Boss: Richard J. Daley of Chicago is a 1971 non-fiction book by Chicago Daily News columnist Mike Royko, about six-term Chicago mayor Richard J. Daley (1902–1976) and the political machine and municipal government over which Daley presided.

== Overview ==
Boss outlines Daley's Irish working-class origins and his step-by-step rise through the rough-and-tumble hierarchy of the Chicago Democratic party machine, until he was first elected mayor in 1955 and went on to become influential in national politics. The book describes patronage and political strong-arm tactics in vivid detail and contains stinging depictions of precinct captains, aldermen, bureaucrats, judges, the Chicago Police Department, and of Daley himself. The final chapters cover the turbulent 1960s, with social unrest surrounding the Civil Rights Movement, violent confrontations between protesters and authorities, and the notorious, rowdy Chicago Democratic convention in 1968. The book concludes in 1970 with a determined, unrepentant Mayor Daley still in office.

== Reception ==
Public and critical reception of Boss was solidly favorable and the book spent 26 weeks on The New York Times Best Seller list, from April 4 through September 26, 1971.

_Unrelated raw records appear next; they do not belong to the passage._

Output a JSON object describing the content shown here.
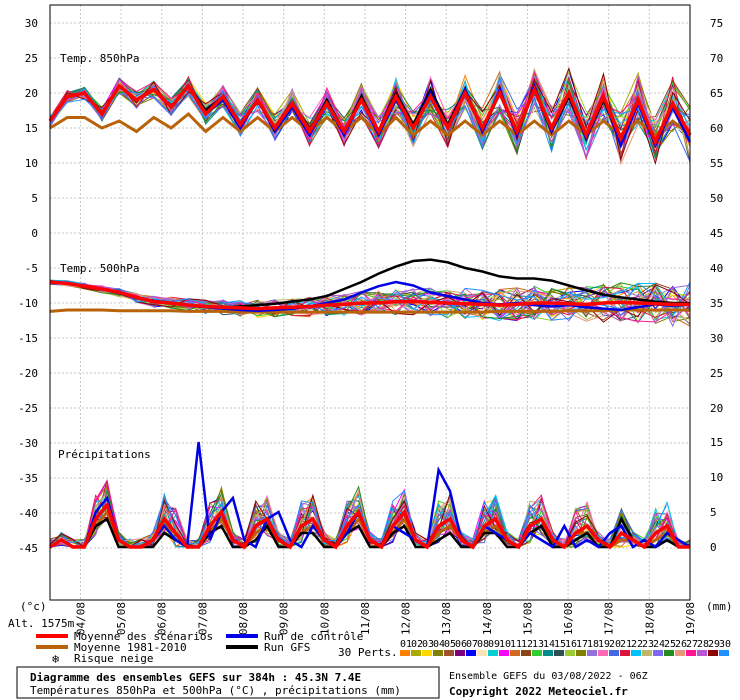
{
  "chart_data": {
    "type": "line",
    "x_dates": [
      "04/08",
      "05/08",
      "06/08",
      "07/08",
      "08/08",
      "09/08",
      "10/08",
      "11/08",
      "12/08",
      "13/08",
      "14/08",
      "15/08",
      "16/08",
      "17/08",
      "18/08",
      "19/08"
    ],
    "left_axis_ticks": [
      "30",
      "25",
      "20",
      "15",
      "10",
      "5",
      "0",
      "-5",
      "-10",
      "-15",
      "-20",
      "-25",
      "-30",
      "-35",
      "-40",
      "-45"
    ],
    "right_axis_ticks_top": [
      "75",
      "70",
      "65",
      "60",
      "55",
      "50"
    ],
    "right_axis_ticks_mid": [
      "45",
      "40",
      "35",
      "30",
      "25",
      "20",
      "15",
      "10",
      "5",
      "0"
    ],
    "left_unit": "(°c)",
    "right_unit": "(mm)",
    "altitude": "Alt. 1575m",
    "panel_labels": {
      "t850": "Temp. 850hPa",
      "t500": "Temp. 500hPa",
      "precip": "Précipitations"
    },
    "x_start_day": 3.25,
    "x_end_day": 19,
    "t850": {
      "mean_scenarios": [
        16,
        19.5,
        20,
        17,
        21,
        19,
        20.5,
        18,
        21,
        17,
        19.5,
        15.5,
        19,
        15,
        18.5,
        14.5,
        18.5,
        14.5,
        19,
        14.5,
        19.5,
        15,
        19.5,
        15,
        20,
        15,
        20,
        14.5,
        20.5,
        15,
        20,
        14,
        19.5,
        13.5,
        19,
        13,
        18.5,
        14
      ],
      "climatology": [
        15,
        16.5,
        16.5,
        15,
        16,
        14.5,
        16.5,
        15,
        17,
        14.5,
        16.5,
        14.5,
        16.5,
        14.5,
        16.5,
        14.5,
        16.5,
        14.5,
        16.5,
        14,
        16.5,
        14,
        16,
        14,
        16,
        14,
        16,
        14,
        16,
        14,
        16,
        14,
        16,
        14,
        16,
        14,
        16,
        14
      ],
      "control": [
        16,
        19.5,
        20,
        17,
        21,
        19,
        20.5,
        18,
        21,
        17,
        19,
        15,
        19,
        14.5,
        18,
        14,
        18.5,
        14,
        19,
        14,
        19,
        15,
        20,
        15,
        20.5,
        14.5,
        20.5,
        14,
        21,
        14.5,
        20,
        13.5,
        19.5,
        12.5,
        18.5,
        12.5,
        18,
        13
      ],
      "gfs": [
        16,
        19.5,
        20,
        17,
        21,
        19,
        20.5,
        18,
        21,
        17.5,
        19.5,
        15.5,
        19,
        15,
        18.5,
        14.5,
        19,
        14.5,
        19.5,
        14.5,
        20,
        15.5,
        20.5,
        15.5,
        20.5,
        14.5,
        20,
        14,
        20.5,
        14.5,
        19.5,
        13.5,
        19,
        13,
        18.5,
        13,
        18,
        14
      ]
    },
    "t500": {
      "mean_scenarios": [
        -7,
        -7.2,
        -7.6,
        -8,
        -8.5,
        -9.2,
        -9.8,
        -10,
        -10.3,
        -10.5,
        -10.6,
        -10.7,
        -10.8,
        -10.7,
        -10.6,
        -10.5,
        -10.3,
        -10.2,
        -10,
        -10,
        -9.8,
        -9.8,
        -9.9,
        -10,
        -10.1,
        -10.2,
        -10.3,
        -10.2,
        -10,
        -10,
        -10.1,
        -10.2,
        -10,
        -9.9,
        -10,
        -10.1,
        -10.2,
        -10.2
      ],
      "climatology": [
        -11.2,
        -11,
        -11,
        -11,
        -11.1,
        -11.1,
        -11.1,
        -11.1,
        -11.2,
        -11.2,
        -11.2,
        -11.3,
        -11.3,
        -11.3,
        -11.3,
        -11.3,
        -11.3,
        -11.3,
        -11.3,
        -11.3,
        -11.3,
        -11.3,
        -11.3,
        -11.3,
        -11.3,
        -11.3,
        -11.2,
        -11.2,
        -11.2,
        -11.2,
        -11.1,
        -11.1,
        -11.1,
        -11,
        -11,
        -11,
        -11,
        -11
      ],
      "control": [
        -7,
        -7.2,
        -7.6,
        -8,
        -8.6,
        -9.3,
        -9.8,
        -10,
        -10.4,
        -10.6,
        -10.8,
        -11,
        -11.1,
        -11,
        -10.8,
        -10.5,
        -10,
        -9.5,
        -8.5,
        -7.6,
        -7,
        -7.5,
        -8.5,
        -9,
        -9.5,
        -10,
        -10.2,
        -10,
        -10.3,
        -10.5,
        -10.3,
        -10.6,
        -10.8,
        -11,
        -10.6,
        -10.2,
        -10.4,
        -10.2
      ],
      "gfs": [
        -7,
        -7.2,
        -7.6,
        -8,
        -8.6,
        -9.2,
        -9.7,
        -10,
        -10.3,
        -10.5,
        -10.6,
        -10.5,
        -10.3,
        -10.1,
        -9.8,
        -9.5,
        -9,
        -8,
        -7,
        -5.8,
        -4.8,
        -4,
        -3.8,
        -4.2,
        -5,
        -5.5,
        -6.2,
        -6.5,
        -6.5,
        -6.8,
        -7.5,
        -8.2,
        -8.8,
        -9.2,
        -9.5,
        -9.8,
        -10,
        -10
      ]
    },
    "precip": {
      "mean_scenarios": [
        0,
        1,
        0,
        0,
        4,
        6,
        1,
        0,
        0,
        1,
        4,
        2,
        0,
        0,
        3,
        5,
        1,
        0,
        3,
        4,
        1,
        0,
        3,
        4,
        1,
        0,
        3,
        5,
        1,
        0,
        3,
        5,
        1,
        0,
        3,
        4,
        1,
        0,
        3,
        4,
        1,
        0,
        3,
        4,
        1,
        0,
        2,
        3,
        1,
        0,
        2,
        1,
        0,
        2,
        3,
        0,
        0
      ],
      "climatology": [
        0,
        1,
        0,
        0,
        3,
        5,
        1,
        0,
        0,
        1,
        3,
        2,
        0,
        0,
        2,
        4,
        1,
        0,
        2,
        3,
        1,
        0,
        2,
        3,
        1,
        0,
        2,
        4,
        1,
        0,
        2,
        4,
        1,
        0,
        2,
        3,
        1,
        0,
        2,
        3,
        1,
        0,
        2,
        3,
        1,
        0,
        2,
        2,
        1,
        0,
        1,
        1,
        0,
        1,
        2,
        0,
        0
      ],
      "control": [
        0,
        1,
        0,
        0,
        5,
        7,
        1,
        0,
        0,
        1,
        3,
        1,
        0,
        15,
        1,
        5,
        7,
        1,
        0,
        4,
        5,
        1,
        0,
        3,
        1,
        0,
        2,
        5,
        1,
        0,
        3,
        2,
        1,
        0,
        11,
        8,
        1,
        0,
        3,
        2,
        1,
        0,
        2,
        1,
        0,
        3,
        0,
        1,
        0,
        2,
        3,
        0,
        1,
        0,
        2,
        1,
        0
      ],
      "gfs": [
        0,
        1,
        0,
        0,
        3,
        4,
        0,
        0,
        0,
        0,
        2,
        1,
        0,
        0,
        2,
        3,
        0,
        0,
        1,
        3,
        0,
        0,
        2,
        2,
        0,
        0,
        2,
        3,
        0,
        0,
        2,
        3,
        0,
        0,
        1,
        2,
        0,
        0,
        2,
        2,
        0,
        0,
        2,
        3,
        0,
        0,
        1,
        2,
        0,
        0,
        4,
        1,
        0,
        0,
        1,
        0,
        0
      ]
    },
    "legend": {
      "mean": "Moyenne des scénarios",
      "climatology": "Moyenne 1981-2010",
      "snow": "Risque neige",
      "control": "Run de contrôle",
      "gfs": "Run GFS",
      "perts": "30 Perts."
    },
    "pert_labels": [
      "01",
      "02",
      "03",
      "04",
      "05",
      "06",
      "07",
      "08",
      "09",
      "10",
      "11",
      "12",
      "13",
      "14",
      "15",
      "16",
      "17",
      "18",
      "19",
      "20",
      "21",
      "22",
      "23",
      "24",
      "25",
      "26",
      "27",
      "28",
      "29",
      "30"
    ],
    "pert_colors": [
      "#ff7f00",
      "#aaaa00",
      "#ffd700",
      "#7f7f00",
      "#a0522d",
      "#7f007f",
      "#0000ff",
      "#ffe4b5",
      "#00ced1",
      "#ff00ff",
      "#d2691e",
      "#8b4513",
      "#32cd32",
      "#008b8b",
      "#2f4f4f",
      "#9acd32",
      "#808000",
      "#9370db",
      "#ff69b4",
      "#4169e1",
      "#dc143c",
      "#00bfff",
      "#bdb76b",
      "#7b68ee",
      "#228b22",
      "#e9967a",
      "#ff1493",
      "#ba55d3",
      "#8b0000",
      "#1e90ff"
    ],
    "colors": {
      "mean": "#ff0000",
      "climatology": "#b8620a",
      "control": "#0000e6",
      "gfs": "#000000"
    }
  },
  "footer": {
    "title": "Diagramme des ensembles GEFS sur 384h : 45.3N 7.4E",
    "subtitle": "Températures 850hPa et 500hPa (°C) , précipitations (mm)",
    "run": "Ensemble GEFS du 03/08/2022 - 06Z",
    "copyright": "Copyright 2022 Meteociel.fr"
  }
}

Writing in The New York Times, Studs Terkel praised Royko as "Chicago's most incisive and impertinent journalist since Finley Peter Dunne" and added "only he could have written this book". Royko, said Terkel, writes with "a street wit, an elegant irony and a cool, though far from detached, indignation" to produce "a stunning portrait" that "probes not only into the psyche of a neighborhood bully but into the nature of the city that has so honored him".

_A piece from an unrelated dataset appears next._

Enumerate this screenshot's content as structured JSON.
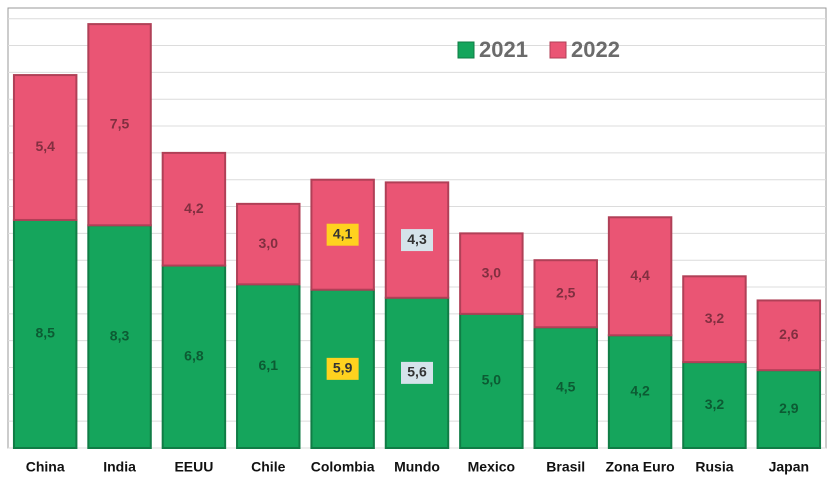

Publishers Weekly called Boss a "classic" that gives "a detailed and, for some, eye-opening account of Daley's rise to absolute control of the Chicago Democratic political machine", adding that it "provides sardonic and sometimes hilarious reading".

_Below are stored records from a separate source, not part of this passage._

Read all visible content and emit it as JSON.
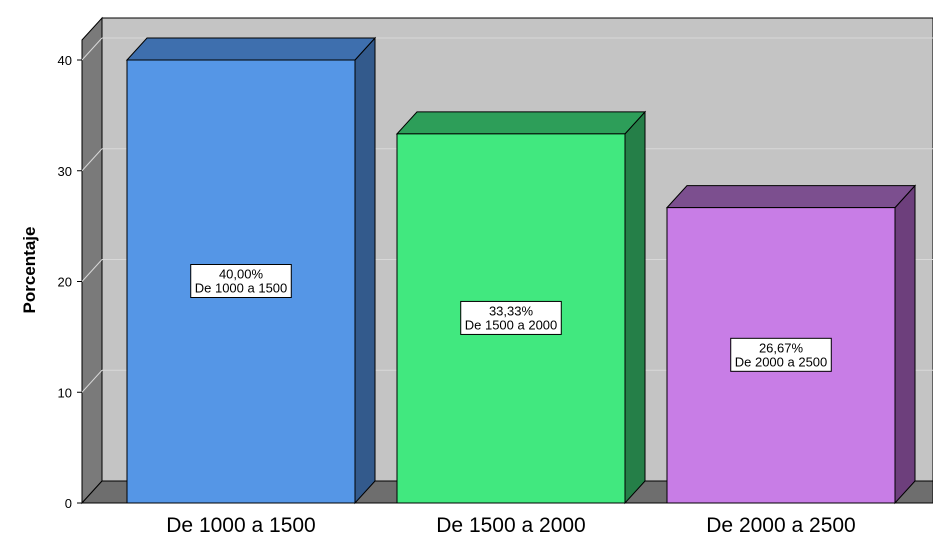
{
  "chart_data": {
    "type": "bar",
    "style": "3d",
    "categories": [
      "De 1000 a 1500",
      "De 1500 a 2000",
      "De 2000 a 2500"
    ],
    "values": [
      40.0,
      33.33,
      26.67
    ],
    "data_labels": [
      {
        "value": "40,00%",
        "category": "De 1000 a 1500"
      },
      {
        "value": "33,33%",
        "category": "De 1500 a 2000"
      },
      {
        "value": "26,67%",
        "category": "De 2000 a 2500"
      }
    ],
    "ylabel": "Porcentaje",
    "xlabel": "",
    "ylim": [
      0,
      40
    ],
    "yticks": [
      0,
      10,
      20,
      30,
      40
    ],
    "grid": true,
    "colors": {
      "bars": [
        "#5596e6",
        "#41e87f",
        "#c87de6"
      ],
      "bar_tops": [
        "#3e6fae",
        "#2d9e59",
        "#7c4f8f"
      ],
      "bar_sides": [
        "#335a8c",
        "#257f48",
        "#6d3f7c"
      ],
      "wall": "#c4c4c4",
      "side_wall": "#7a7a7a",
      "floor": "#6e6e6e",
      "gridline": "#d8d8d8"
    }
  }
}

Kirkus Reviews said that Royko "convincingly and energetically" describes Daley's rise and the many scandals and intrigues threaded through his career. "Without either sentimentality or moralism, Royko traces the integuments of machine politics: key offices; the significance of each scandal; the way Daley has used his dual status as party chairman and mayor to consolidate a one-man rule any Soviet apparatchik would envy".

In a retrospective 2012 review in The Huffington Post, Keith Koeneman (biographer of Daley's son, Richard M. Daley) recommended Boss as "one of the great books of American literature", saying it "has the qualities of a perfect photograph, capturing the unique essence of a person at a particular—and fleeting—moment in time".